“Email is broken” is both a cliché and a truism. Our inboxes continue to pile up with more messages than many of us can handle, and while plenty of people have tried to stick a Band Aid over the problem through processes like ‘Inbox Zero’ or ‘Boomeranging’ emails back at a later time, the core problem of email not being fit for purpose hasn’t been fixed yet.
Ping is a new iOS app that may not solve the problem but it certainly has a good go at reducing the stress that dealing with email can induce.
The idea here is that rather than thinking of your inbox as a to-do list of things to reply to and act on, think of it as a stream of messages that you can dip in and out of, IM-style.
Ping currently works with Gmail, Yahoo, AOL and iCloud accounts, processing your emails as they come in and moving them into one of two feeds; one for messages directly addressed to you and one for notification emails, marketing mailshots and the like – the things you probably don’t need to pay much attention to.
The filtering is actually really good. Ping correctly identified the true conversations I was having, meaning that I could prioritize them, although the results weren’t too different to the recently-introduced tabbed view in Gmail.
Open up an email thread and you’ll see how Ping is really different from a standard email app. It looks closer to an IM app, with iMessage-style speech bubbles encouraging quick, brief replies instead of long, thoughtful responses. Beyond text, you can easily attach images, drawings (which you create with an in-app doodling widget) and even a voice message.
These act like standard email attachments when you’re conversing with someone who isn’t using Ping. The real fun comes when you interact with another Ping user. Your email thread turns into a real-time chat, and you can start a voice or video call right from the thread, which is then conducted within the app.

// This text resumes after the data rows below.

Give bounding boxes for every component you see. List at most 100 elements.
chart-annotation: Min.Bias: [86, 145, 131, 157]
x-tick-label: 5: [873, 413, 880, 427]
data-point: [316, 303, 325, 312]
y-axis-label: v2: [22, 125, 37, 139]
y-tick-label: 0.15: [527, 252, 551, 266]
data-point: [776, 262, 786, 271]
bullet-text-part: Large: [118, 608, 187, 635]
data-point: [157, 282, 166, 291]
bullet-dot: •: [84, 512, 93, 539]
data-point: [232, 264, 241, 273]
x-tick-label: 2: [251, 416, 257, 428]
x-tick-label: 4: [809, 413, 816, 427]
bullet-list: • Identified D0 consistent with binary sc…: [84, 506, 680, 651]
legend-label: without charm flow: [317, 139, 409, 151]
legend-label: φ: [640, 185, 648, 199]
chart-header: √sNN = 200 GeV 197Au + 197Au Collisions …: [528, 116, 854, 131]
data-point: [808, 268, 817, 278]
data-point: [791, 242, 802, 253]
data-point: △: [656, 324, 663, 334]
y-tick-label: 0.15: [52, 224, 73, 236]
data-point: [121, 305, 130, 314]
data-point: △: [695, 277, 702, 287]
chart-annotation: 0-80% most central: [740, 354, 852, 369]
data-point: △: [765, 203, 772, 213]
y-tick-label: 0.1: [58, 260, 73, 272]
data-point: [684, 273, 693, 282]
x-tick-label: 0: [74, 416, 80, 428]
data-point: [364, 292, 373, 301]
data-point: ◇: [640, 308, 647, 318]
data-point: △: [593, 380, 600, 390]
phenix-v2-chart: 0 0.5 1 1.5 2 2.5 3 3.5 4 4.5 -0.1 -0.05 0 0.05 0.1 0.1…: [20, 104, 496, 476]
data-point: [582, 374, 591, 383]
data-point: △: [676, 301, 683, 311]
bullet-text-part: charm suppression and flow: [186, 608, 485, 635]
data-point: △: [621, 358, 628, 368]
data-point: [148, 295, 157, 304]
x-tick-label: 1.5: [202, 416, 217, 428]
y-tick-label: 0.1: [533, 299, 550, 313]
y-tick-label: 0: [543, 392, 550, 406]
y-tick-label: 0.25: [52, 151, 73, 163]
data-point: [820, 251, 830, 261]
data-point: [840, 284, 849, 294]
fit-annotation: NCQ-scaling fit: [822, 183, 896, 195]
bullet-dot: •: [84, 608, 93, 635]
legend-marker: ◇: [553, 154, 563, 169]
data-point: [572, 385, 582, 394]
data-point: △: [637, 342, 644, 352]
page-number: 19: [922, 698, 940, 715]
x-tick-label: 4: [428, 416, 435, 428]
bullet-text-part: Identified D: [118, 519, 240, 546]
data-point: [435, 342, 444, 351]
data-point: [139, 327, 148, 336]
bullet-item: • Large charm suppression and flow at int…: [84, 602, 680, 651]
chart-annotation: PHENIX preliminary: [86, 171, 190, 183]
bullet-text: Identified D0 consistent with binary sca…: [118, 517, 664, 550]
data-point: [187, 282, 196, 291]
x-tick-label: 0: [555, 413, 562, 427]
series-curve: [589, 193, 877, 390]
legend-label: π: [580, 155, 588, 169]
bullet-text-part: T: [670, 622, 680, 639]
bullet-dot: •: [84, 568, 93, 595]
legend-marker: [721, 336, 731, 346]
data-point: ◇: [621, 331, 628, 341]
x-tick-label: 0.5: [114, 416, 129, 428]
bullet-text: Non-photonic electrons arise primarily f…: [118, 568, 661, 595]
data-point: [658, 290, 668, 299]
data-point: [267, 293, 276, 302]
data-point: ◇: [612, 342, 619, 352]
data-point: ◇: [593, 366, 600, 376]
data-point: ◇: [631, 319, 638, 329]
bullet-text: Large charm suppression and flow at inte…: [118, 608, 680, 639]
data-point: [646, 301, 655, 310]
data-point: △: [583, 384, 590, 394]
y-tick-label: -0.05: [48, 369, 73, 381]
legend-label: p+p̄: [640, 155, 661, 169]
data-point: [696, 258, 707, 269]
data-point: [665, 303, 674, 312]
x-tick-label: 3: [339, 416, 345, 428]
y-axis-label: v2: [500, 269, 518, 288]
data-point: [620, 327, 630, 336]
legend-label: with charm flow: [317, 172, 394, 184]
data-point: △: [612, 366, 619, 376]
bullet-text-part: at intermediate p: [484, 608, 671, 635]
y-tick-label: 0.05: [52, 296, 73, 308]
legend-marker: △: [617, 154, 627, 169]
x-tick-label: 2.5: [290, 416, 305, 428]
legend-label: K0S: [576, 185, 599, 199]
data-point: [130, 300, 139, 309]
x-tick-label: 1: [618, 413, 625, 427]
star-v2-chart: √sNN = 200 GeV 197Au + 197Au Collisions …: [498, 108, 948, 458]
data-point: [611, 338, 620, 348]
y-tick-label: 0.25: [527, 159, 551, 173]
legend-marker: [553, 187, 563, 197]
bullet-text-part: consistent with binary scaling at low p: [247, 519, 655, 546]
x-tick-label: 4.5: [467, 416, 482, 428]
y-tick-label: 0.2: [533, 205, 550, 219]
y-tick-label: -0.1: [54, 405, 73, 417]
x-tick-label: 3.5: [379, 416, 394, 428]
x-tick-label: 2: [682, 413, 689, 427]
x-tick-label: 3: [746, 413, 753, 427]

It’s a fresh take on email, for sure, but is it for you? The way I use email, trying to get to ‘inbox zero’ at least once per day, is stymied by the archived state of emails not always being synced between Gmail and Ping. You can archive messages in Ping but the state of mind that the team behind the app wants you to get into is to relax, and stop thinking of email as a job, and more of a stream that you can dip in and out of.
If your work life revolves around email, this is probably not the app for you, although I hear that one well-known investor, who has famously bemoaned email in the past, loves to use Ping. For light email users or those who simply want an inbox detox, Ping is well worth a try.